Solved thread

This post is marked as solved. If you think the information contained on this thread must be part of the official documentation, please contribute submitting a pull request to its repository.

PHP5-FPM on Nginx crash Zend/zend_language_scanner.c: no such file or directory

I try to post this question here, maybe the problem is caused by Phalcon itself, even though I don't think that.

Our current configuration:

  • Debian 8.6
  • Nginx web server
  • PHP5-FPM v5.6.27-0+deb8u1
  • Zend Engine v2.6.0 with Zend OPcache v7.0.6-dev

We use Phalcon framework v2.0.11 (and v2.0.13 on test environment, where we experience the same errors). In order to work, Phalcon needs to be compiled and then it becomes a PHP pre-loaded module (phalcon.so). During compilation, it invokes Zend libraries among the others.

We also use Memcached (as service and as PHP module).

The application runs normally except that Nginx randomly throws:

502 Bad Gateway

errors during navigation. Reloading the page (F5) or pressing "Back" browser button, the page gets loaded without any error.

Sometimes, 502 errors are more frequent than other moments, apparently regardless of the load or traffic on the server.

The only errors we can read from the logs are not eloquent at all:

php5-fpm.log:

WARNING: [pool www] child 2183 exited on signal 7 (SIGBUS) after 0.120012 seconds from start
WARNING: [pool www] child 1391 exited on signal 7 (SIGBUS) after 59.871442 seconds from start
WARNING: [pool www] child 12836 exited on signal 7 (SIGBUS - core dumped) after 560.364868 seconds from start
WARNING: [pool www] child 10874 exited on signal 7 (SIGBUS - core dumped) after 38.964131 seconds from start
...
...

nginx/error.log:

[error] 8428#0: *368771 recv() failed (104: Connection reset by peer) while reading response header from upstream, client: xxx.xxx.xxx.xxx, server: xxxxxx.xxxxxxxxx.xxx, request: "POST /abc/def_ghi HTTP/1.1", upstream: "fastcgi://unix:/var/run/php5-fpm.sock:", host: "xxxxxx.xxxxxxxxx.xxx", referrer: "https://xxxxxx.xxxxxxxxx.xxx/abc"
...
...

After days of reasearch, we tried applying all the suggestions we found on internet. The parameters we modified, tested and checked on Nginx and php-fpm are, among the others:

(on php.ini)
output_buffering
max_execution_time
memory_limit

(on www.conf)
listen = /var/run/php5-fpm.sock or listen = 127.0.0.1:9000
pm = ondemand/static/etc.....
pm.max_children 500/30/1/100/etc....
pm.start_servers = 30/50/1/etc......
pm.min_spare_servers
pm.max_spare_servers
pm.max_requests

(on nginx virtual server conf file)
fastcgi_pass
fastcgi_buffers
fastcgi_buffer_size
fastcgi_connect_timeout
fastcgi_send_timeout
fastcgi_read_timeout

Every combination with any value on the above parameters didn't change anything on the "502" errors behaviour. They keep appearing sometimes.
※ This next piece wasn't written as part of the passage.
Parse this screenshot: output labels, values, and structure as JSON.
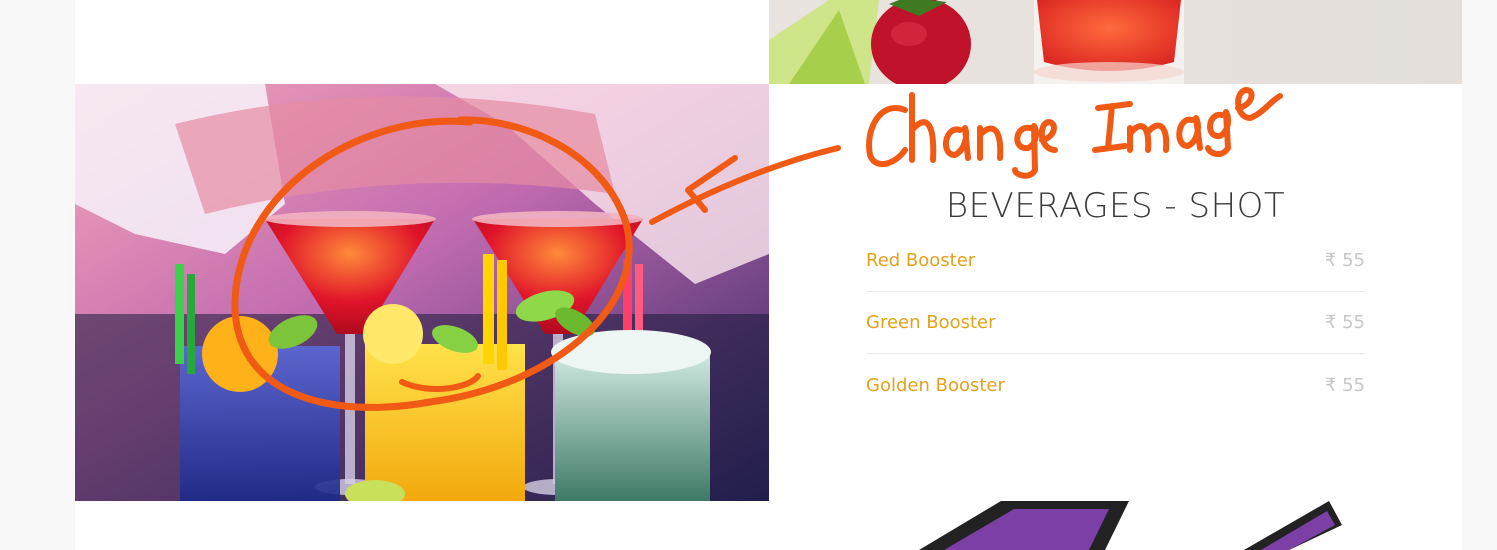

So, we tried dumping the core of PHP on process crash with GDB. We found out that every time a 502 error is thrown, we receive always the same identical dump (I mean, with the same error). This is an example of a dump:

GNU gdb (Debian 7.7.1+dfsg-5) 7.7.1
Copyright (C) 2014 Free Software Foundation, Inc.
License GPLv3+: GNU GPL version 3 or later <http://gnu.org/licenses/gpl.html>
This is free software: you are free to change and redistribute it.
There is NO WARRANTY, to the extent permitted by law.  Type "show copying"
and "show warranty" for details.
This GDB was configured as "x86_64-linux-gnu".
Type "show configuration" for configuration details.
For bug reporting instructions, please see:
<http://www.gnu.org/software/gdb/bugs/>.
Find the GDB manual and other documentation resources online at:
<http://www.gnu.org/software/gdb/documentation/>.
For help, type "help".
Type "apropos word" to search for commands related to "word"...
Reading symbols from /usr/sbin/php5-fpm...Reading symbols from /usr/lib/debug/.build-id/d4/62618919aec6e5b126ad219b9d08046ef6b875.debug...done.
done.
[New LWP 17814]
[Thread debugging using libthread_db enabled]
Using host libthread_db library "/lib/x86_64-linux-gnu/libthread_db.so.1".
Core was generated by `php-fpm: pool www                                                       '.
Program terminated with signal SIGBUS, Bus error.
#0  lex_scan ([email protected]=0x7fff14a7b0b8) at Zend/zend_language_scanner.c:1082
1082    Zend/zend_language_scanner.c: no such file or directory.

The error is this one:

#0  lex_scan ([email protected]=0x7fff14a7b0b8) at Zend/zend_language_scanner.c:1082
1082    Zend/zend_language_scanner.c: no such file or directory.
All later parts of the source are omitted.